From World Cup finalists to stumbling through three consecutive ODI series defeats, Sri Lanka's one-day fortunes have taken a sharp dip in the last 10 months. Every time they have shown signs of bouncing back, they have been struck back down. On their tour of England, they led the five-match series 2-1 before England came back. Against Australia at home, Sri Lanka were down 0-2, lifted themselves to win the third match, only to capitulate to Brett Lee and Xavier Doherty in the fourth. In the UAE, they levelled the series after losing the first match easily against Pakistan, but then lost the next three. Tillakaratne Dilshan, the Sri Lanka captain, said the odd good performance was not enough.

"We played good cricket in those three series at times, but we weren't consistent enough," Dilshan said ahead of the first ODI against South Africa. "If we can be consistent here we can finish well in this series." Sri Lanka have won just five out of the 18 ODIs they have played against South Africa in South Africa, but one of those wins came in the 2009 Champions Trophy, and they also tied the meeting between the sides in the 2003 World Cup, which led to the hosts South Africa exiting the tournament.

Lasith Malinga, the Sri Lanka fast bowler who only plays the limited-over formats, is expected to be his team's trump card and Dilshan said he was glad to have him back. "He is very experienced and is the leader of our attack. It's good that he is back in the side." Malinga took two wickets in Sri Lanka's practice match against an Emerging Cape Cobras side, and established franchise batsmen Richard Levi and Ryan Canning said he was at his fearsome best. There were other heartening signs for Sri Lanka during the game: Upul Tharanga started well, Mahela Jayawardene capitalised after being dropped twice to score 74, and youngsters Lahiru Thirimanne and Dinesh Chandimal contributed.

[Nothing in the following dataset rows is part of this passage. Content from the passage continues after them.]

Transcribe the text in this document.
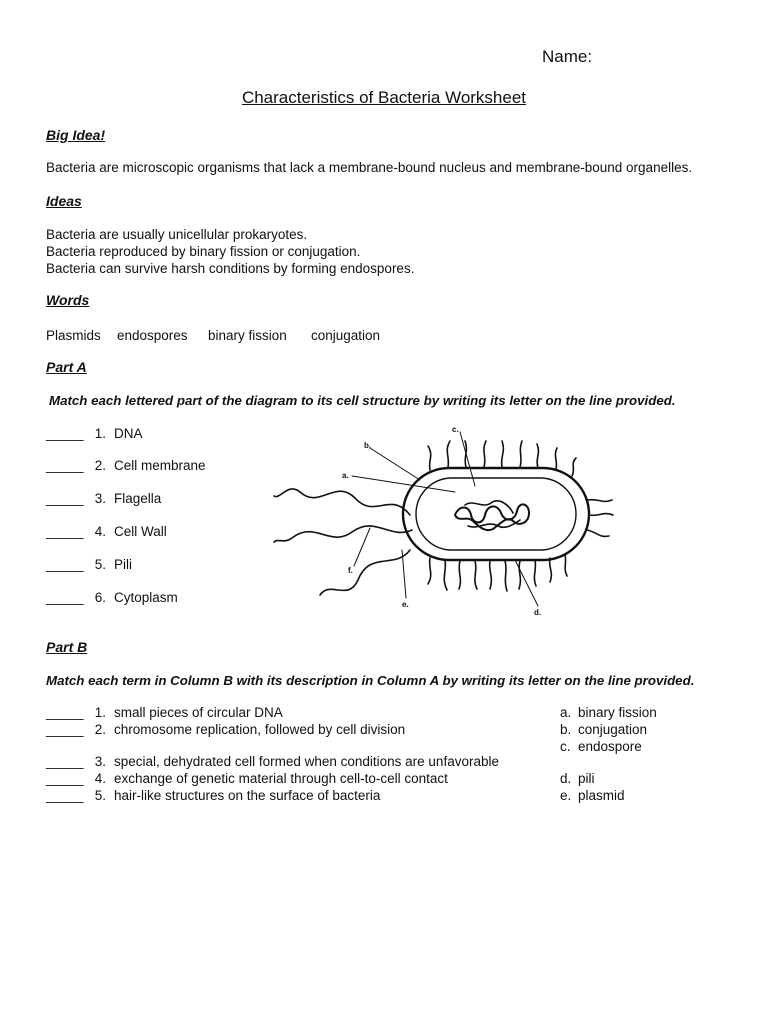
Name:
Characteristics of Bacteria Worksheet
Big Idea!
Bacteria are microscopic organisms that lack a membrane-bound nucleus and membrane-bound organelles.
Ideas
Bacteria are usually unicellular prokaryotes.
Bacteria reproduced by binary fission or conjugation.
Bacteria can survive harsh conditions by forming endospores.
Words
Plasmids endospores binary fission conjugation
Part A
Match each lettered part of the diagram to its cell structure by writing its letter on the line provided.
_____ 1. DNA
_____ 2. Cell membrane
_____ 3. Flagella
_____ 4. Cell Wall
_____ 5. Pili
_____ 6. Cytoplasm
a.
b.
c.
d.
e.
f.
Part B
Match each term in Column B with its description in Column A by writing its letter on the line provided.
_____ 1. small pieces of circular DNA
_____ 2. chromosome replication, followed by cell division
_____ 3. special, dehydrated cell formed when conditions are unfavorable
_____ 4. exchange of genetic material through cell-to-cell contact
_____ 5. hair-like structures on the surface of bacteria
a. binary fission
b. conjugation
c. endospore
d. pili
e. plasmid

Thirimanne, 22, has been picked in the ODI squad ahead of more-experienced players, and Dilshan said that was a deliberate ploy to help the team prepare for the next World Cup. "We want to groom a few youngsters for the next World Cup and that's why we have retained Thirimanne. Guys like him need to get as much experience as possible and get ready for the next World Cup. That's the main idea. The selectors and senior players discussed this and I think it's the right way to move forward."